For a few moments there was silence, and then Shiel exclaimed mechanically “Engaged to be married! To whom?”
“To Leon Hamar! I couldn’t help it.” And she explained the position.
“But he’ll never keep you to it,” Shiel said. “He couldn’t be such a brute.”
“I’m afraid he will,” Gladys replied. “He’s shown pretty clearly that he’s capable of anything. I’ve given him my promise—I must keep it.”
“Then it’s good-bye to all interest in life—for me,” Shiel said, with a gulp. “I’ve thought of no one but you since we first met. For you—in the hope of someday winning you, I’ve struggled on; I’ve reconciled myself to a bare existence. Now I’ve lost you, I’ve lost everything. I hate life. I shall—”
“You’ll do nothing of the sort,” Gladys interrupted, “unless you want me to regret ever having met you. I wonder that you say ’I’ve nothing to live for’—when we can still be friends; and when you can, at least, win my respect, by putting your shoulder to the wheel, and exerting yourself to the utmost to get on.”
“And you—what about you?”
“Never mind me—I can well look after myself.”
“You’ll live in Hell,” Shiel cried, her eyes goading him to madness. “Even though you may not care for me, I do not choose to stand quietly by, whilst you spend your life in Purgatory. Hamar has won you through some diabolical trickery, and if I can’t thwart him in any other way—I’ll kill him. He shan’t marry you.”
“He will,” Gladys sighed. “No one can stop him. He is omnipotent.”

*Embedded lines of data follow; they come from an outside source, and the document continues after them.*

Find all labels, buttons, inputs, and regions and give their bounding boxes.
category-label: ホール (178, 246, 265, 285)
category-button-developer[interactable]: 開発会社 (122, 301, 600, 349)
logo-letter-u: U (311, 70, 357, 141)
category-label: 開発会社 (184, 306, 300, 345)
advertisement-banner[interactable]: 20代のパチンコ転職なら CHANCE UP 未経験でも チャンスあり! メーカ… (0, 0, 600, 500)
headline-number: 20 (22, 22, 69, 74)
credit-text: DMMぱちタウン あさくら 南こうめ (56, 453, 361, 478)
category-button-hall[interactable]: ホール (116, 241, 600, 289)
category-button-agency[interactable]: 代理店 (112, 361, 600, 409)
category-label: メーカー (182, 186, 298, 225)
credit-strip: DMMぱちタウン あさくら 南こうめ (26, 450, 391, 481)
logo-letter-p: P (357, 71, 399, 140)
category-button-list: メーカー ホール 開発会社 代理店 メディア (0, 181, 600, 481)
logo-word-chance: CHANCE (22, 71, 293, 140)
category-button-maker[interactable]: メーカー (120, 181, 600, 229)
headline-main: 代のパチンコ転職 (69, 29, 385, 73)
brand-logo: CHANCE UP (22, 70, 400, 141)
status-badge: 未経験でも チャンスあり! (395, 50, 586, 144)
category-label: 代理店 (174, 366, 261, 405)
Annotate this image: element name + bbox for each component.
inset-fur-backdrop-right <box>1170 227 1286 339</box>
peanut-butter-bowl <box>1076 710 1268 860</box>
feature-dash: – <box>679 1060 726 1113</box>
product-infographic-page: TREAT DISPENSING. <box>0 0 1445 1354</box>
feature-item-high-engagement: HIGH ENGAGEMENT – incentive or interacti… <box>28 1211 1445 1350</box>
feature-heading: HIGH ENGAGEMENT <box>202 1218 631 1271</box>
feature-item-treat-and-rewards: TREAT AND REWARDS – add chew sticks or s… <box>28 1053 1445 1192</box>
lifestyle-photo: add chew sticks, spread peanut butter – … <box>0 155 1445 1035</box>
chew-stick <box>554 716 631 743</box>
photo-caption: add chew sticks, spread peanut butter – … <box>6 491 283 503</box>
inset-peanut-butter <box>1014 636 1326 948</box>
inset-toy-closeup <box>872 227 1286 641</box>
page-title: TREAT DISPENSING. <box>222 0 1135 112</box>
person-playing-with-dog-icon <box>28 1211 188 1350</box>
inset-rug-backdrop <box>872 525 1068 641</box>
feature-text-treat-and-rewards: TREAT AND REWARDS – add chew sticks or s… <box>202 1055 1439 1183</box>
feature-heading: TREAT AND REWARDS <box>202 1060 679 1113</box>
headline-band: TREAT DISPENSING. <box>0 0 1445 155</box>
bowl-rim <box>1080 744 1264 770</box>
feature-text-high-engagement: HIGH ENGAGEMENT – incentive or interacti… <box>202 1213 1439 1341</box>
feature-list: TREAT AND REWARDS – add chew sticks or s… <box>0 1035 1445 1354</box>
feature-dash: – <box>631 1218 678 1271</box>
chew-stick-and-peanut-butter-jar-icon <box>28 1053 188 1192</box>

Apparently, Gladys’s statement was more or less true; and ninety-nine men out of a hundred, in the same circumstances as Shiel, would have now recognized the hopelessness of the situation. But Shiel was abnormal. As he walked home from the Cottage that evening he kept on repeating to himself “Gladys is my goal. I want only Gladys. I’ll have only Gladys.” And having once made up his mind to get Gladys, it seemed to him, as if out of every obstacle, that lay between him and Gladys, he could and would merely make a stepping-stone. “Since,” he argued to himself, “all’s fair in love and war, I’ll win Gladys through another woman.”
And he straightway telephoned to Lilian Rosenberg to have tea with him.